Déjà fort d’un talent incomparable mis en valeur par l’album «
A Clear Perception»,
The Eyes Of A Traitor s’impose comme un des meilleurs espoirs de la scène metalcore, imposant un style à la fois mélodique et nerveux.
Difficile bien sûr de passer à côté d’un groupe aussi jeune remplit de talent et dangereux techniquement, ayant été capable de s’écrire un nom sur la scène britannique grâce à des guitaristes ingénieux, un vocaliste enragé et un batteur redoutable.
Avec d'ors et déjà un statut non négligeable, nos british n’attendent pas longtemps pour sortir un nouvel album, un an après «
A Clear Perception».
Court délai diront certains, qui signifie souvent précipitation, qui signifie alors quelques doutes sur la qualité du disque...
Alors «
Breathless» est-il un second album écrit à la va-vite ou est-ce une nouvelle exception à la règle?
L’album démarre par une intro, chose absente chez son prédécesseur, légèrement aérienne, le ton monte à chaque seconde, entretenant alors une ambiance bien différente de «
A Clear Perception».
C’est là que démarre «The Birth», la première chose qui vient à l’esprit, c’est cette sonorité plus brutale, plus directe sans pour autant dévorer les envolées mélodiques qui font toujours leur effet.
«The Birth» rassure légèrement le sceptique de par sa structure fidèle au style du groupe, désormais reconnaissable entre mille, tout en dévoilant déjà une certaine évolution.
Là encore, la suite nous réserve une bonne surprise avec «Come To My Senses», morceau orienté plus hardcore où
Jack Delany hurle comme un dératé tandis que les guitaristes déballent un riffing aiguisé sur des lignes de batterie surpuissantes, dont le groove ne cesse d’épater.
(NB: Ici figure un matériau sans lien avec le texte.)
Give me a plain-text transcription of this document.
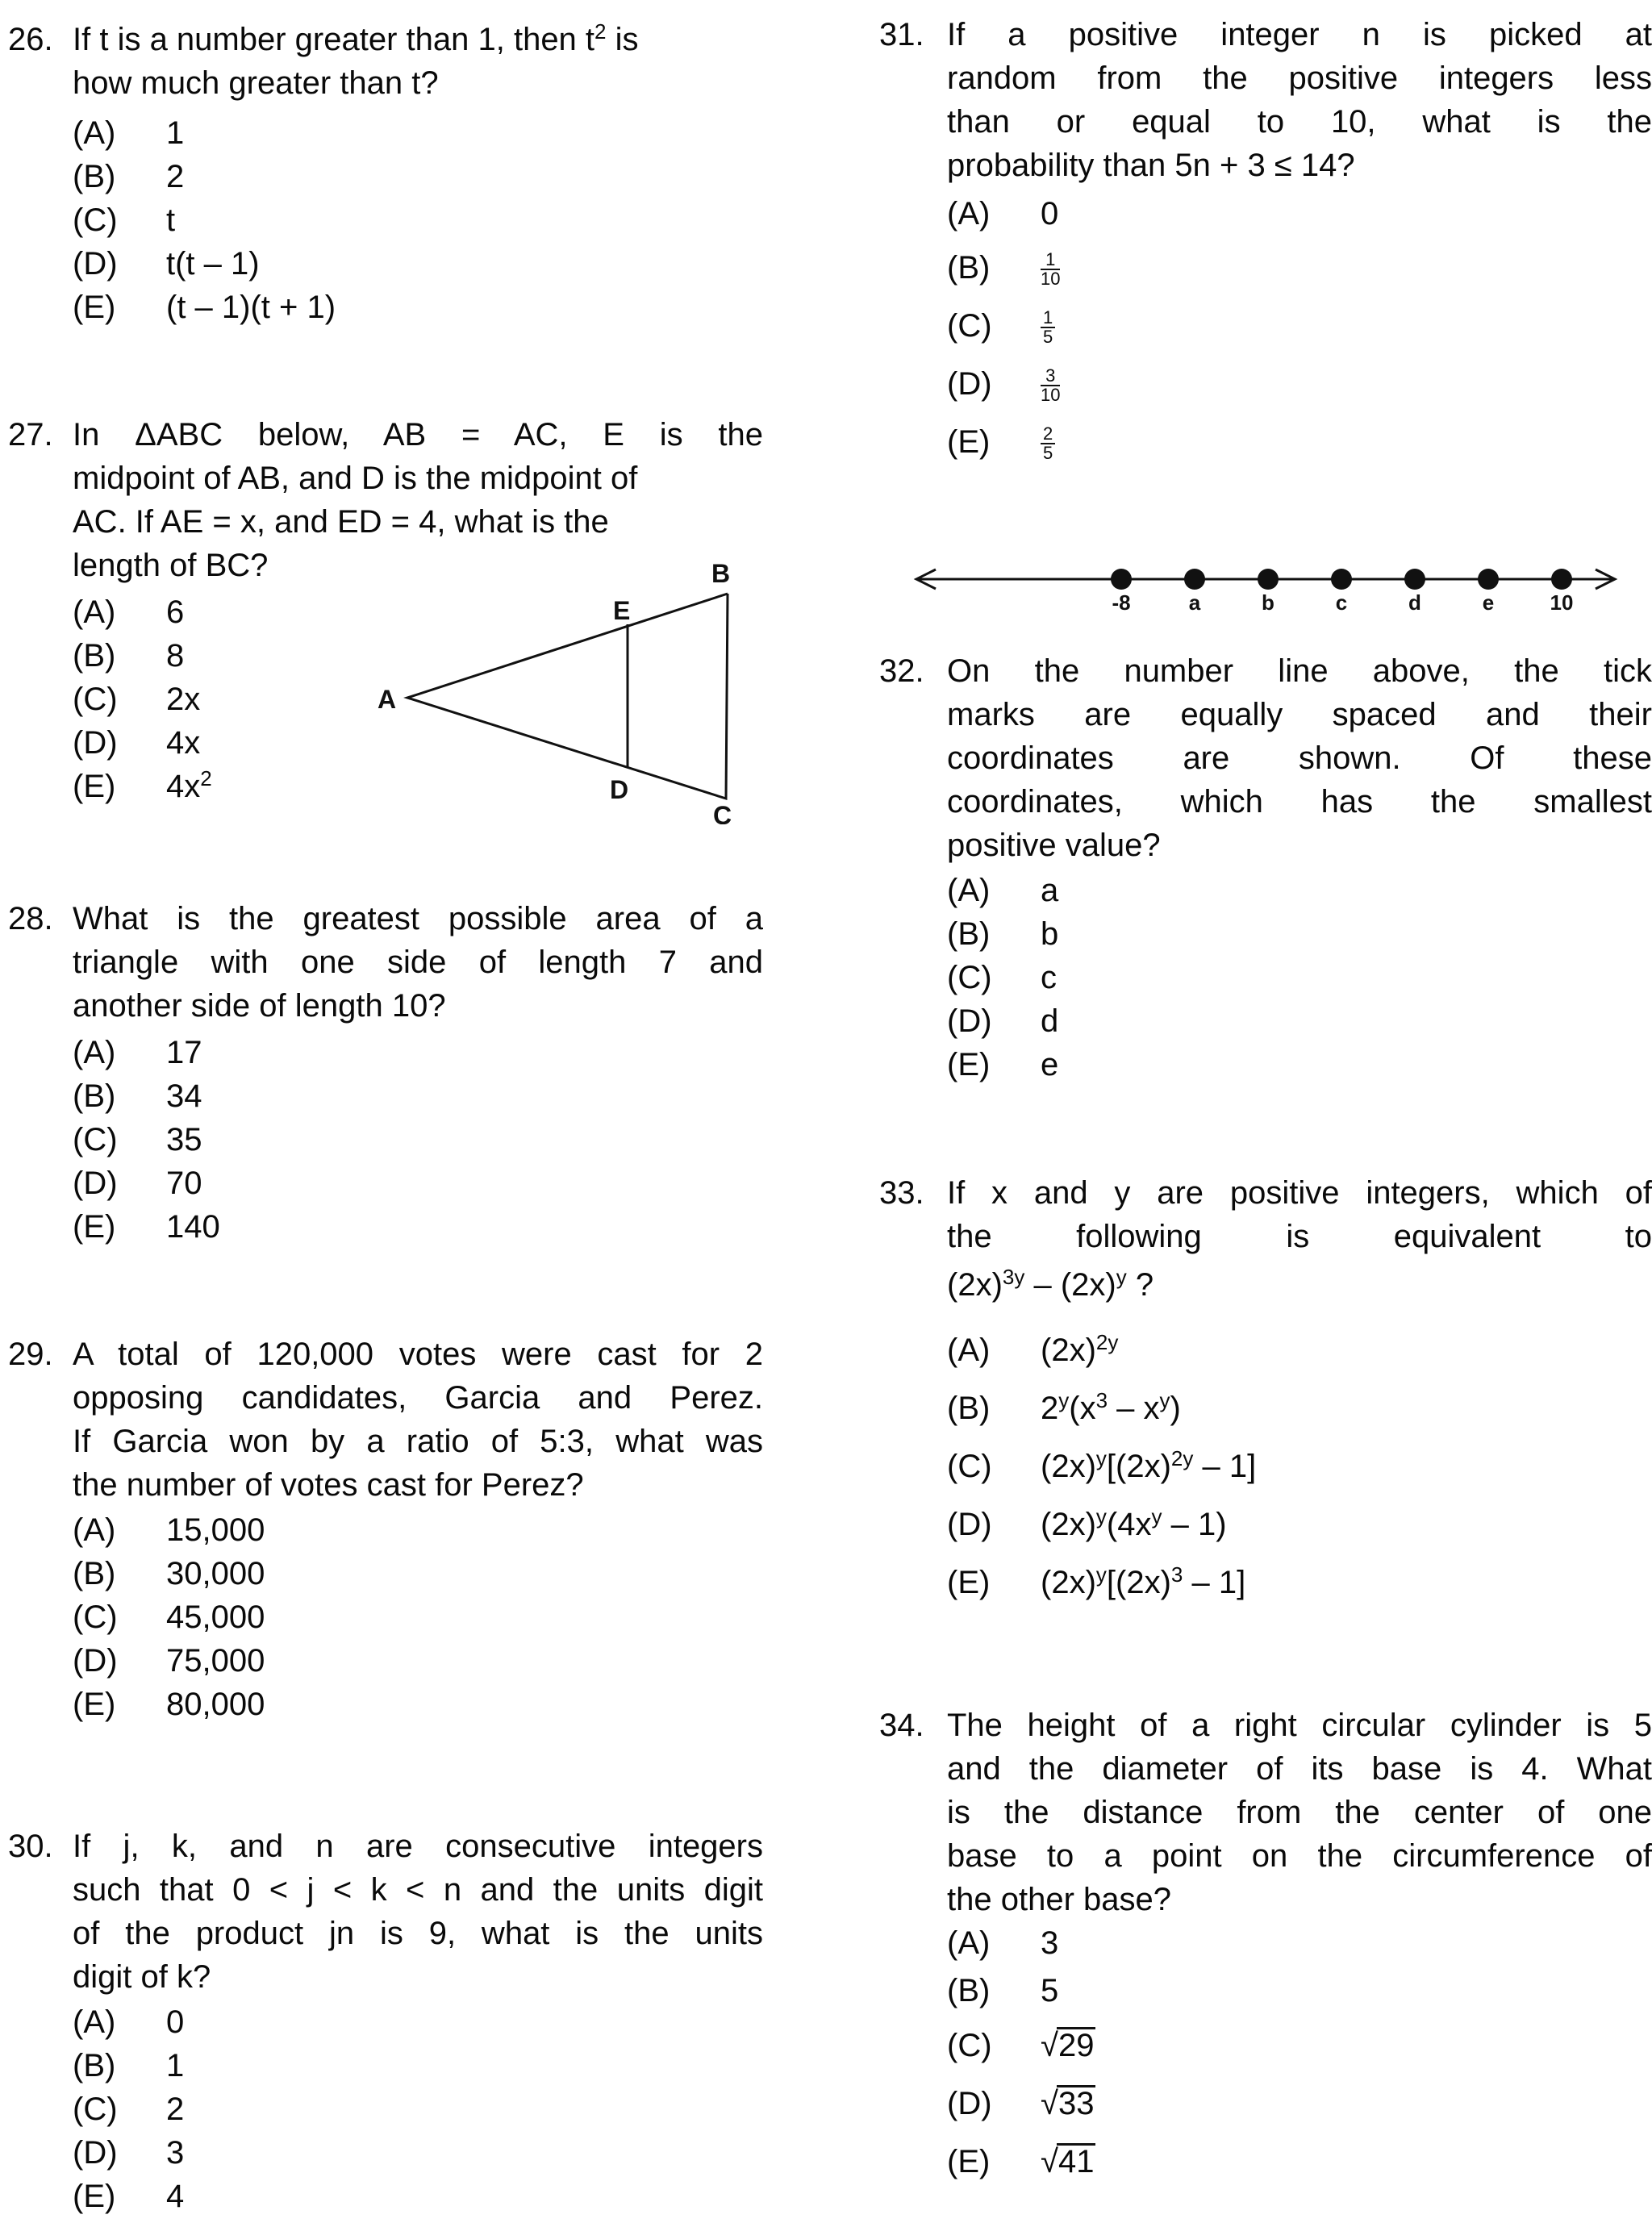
26. If t is a number greater than 1, then $t^2$ is
how much greater than t?
(A) 1
(B) 2
(C) t
(D) t(t – 1)
(E) (t – 1)(t + 1)
27. In ΔABC below, AB = AC, E is the
midpoint of AB, and D is the midpoint of
AC. If AE = x, and ED = 4, what is the
length of BC?
(A) 6
(B) 8
(C) 2x
(D) 4x
(E) $4x^2$
A
B
C
D
E
28. What is the greatest possible area of a
triangle with one side of length 7 and
another side of length 10?
(A) 17
(B) 34
(C) 35
(D) 70
(E) 140
29. A total of 120,000 votes were cast for 2
opposing candidates, Garcia and Perez.
If Garcia won by a ratio of 5:3, what was
the number of votes cast for Perez?
(A) 15,000
(B) 30,000
(C) 45,000
(D) 75,000
(E) 80,000
30. If j, k, and n are consecutive integers
such that 0 < j < k < n and the units digit
of the product jn is 9, what is the units
digit of k?
(A) 0
(B) 1
(C) 2
(D) 3
(E) 4
31. If a positive integer n is picked at
random from the positive integers less
than or equal to 10, what is the
probability than 5n + 3 ≤ 14?
(A) 0
(B)	$\frac{1}{10}$
(C)	$\frac{1}{5}$
(D)	$\frac{3}{10}$
(E)	$\frac{2}{5}$
-8	a	b	c	d	e	10
32. On the number line above, the tick
marks are equally spaced and their
coordinates are shown. Of these
coordinates, which has the smallest
positive value?
(A) a
(B) b
(C) c
(D) d
(E) e
33. If x and y are positive integers, which of
the following is equivalent to
$(2x)^{3y} - (2x)^y$ ?
(A) $(2x)^{2y}$
(B) $2^y(x^3 - x^y)$
(C) $(2x)^y[(2x)^{2y} - 1]$
(D) $(2x)^y(4x^y - 1)$
(E) $(2x)^y[(2x)^3 - 1]$
34. The height of a right circular cylinder is 5
and the diameter of its base is 4. What
is the distance from the center of one
base to a point on the circumference of
the other base?
(A) 3
(B) 5
(C) √29
(D) √33
(E) √41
Chose nouvelle, «Come To My Senses» comporte des parties chant clair beaucoup plus marquées par rapport à l’album précédent, mais on ne sombre pas dans le mielleux, non absolument pas, le groupe parvient à garder une certaine tension, une ambiance bien nerveuse légèrement mélancolique.
«
Nothing to Offer» est probablement l’un des morceaux les plus aboutis de l’album, ne laissant, à l’auditeur, pas une minute de répit entre les envolées mélodiques et les passages bien plus hardcore, où Sam Brennen martèle ses fûts avec une précision effrayante, installant ce groove si caractéristique, accompagnant à merveille des guitares tranchantes.
La tension monte à chaque note pour ensuite exploser de façon magistrale et juste, les membres montrent qu’ils savent en mettre plein les oreilles sans jouer la carte du «prend toi cette technicité dans la tronche et discute pas».
Le morceau final «Grounded» démarre avec un breakdown des plus lourds et des plus marquant qui puissent exister, pas d’abus de phrases découpées à la hache, ici on trouve un subtil équilibre, absolument aucune partie n’est alourdie par quelconque élément parasite.
Déchaînant cette rage qui lui est si caractéristique, le groupe nous sort son bouquet final, et quel bouquet! On retrouve tout ces éléments propres à la sonorité de TEOAT, des riffs aiguisés, du phrasé de batterie qui envoie du groove, de la mélodie aérienne, de la brutalité... Un talent incroyable au service d’une musique qui ne manque pas de surprise.
Alors est-ce que «
Breathless» fait partie de ces grandes claques musicales? Absolument!
The Eyes Of A Traitor montre qu’il arrive à se renouveler, la prise de risque n’est certes pas énorme, mais on ressent tout de même un petit vent de nouveauté. Sans sombrer dans la banale répétition, le groupe nous offre le digne successeur de «
A Clear Perception».
Plus direct, plus orienté hardcore, «
Breathless» prouve une nouvelle fois que
The Eyes Of A Traitor est une valeur sûre du metalcore britannique.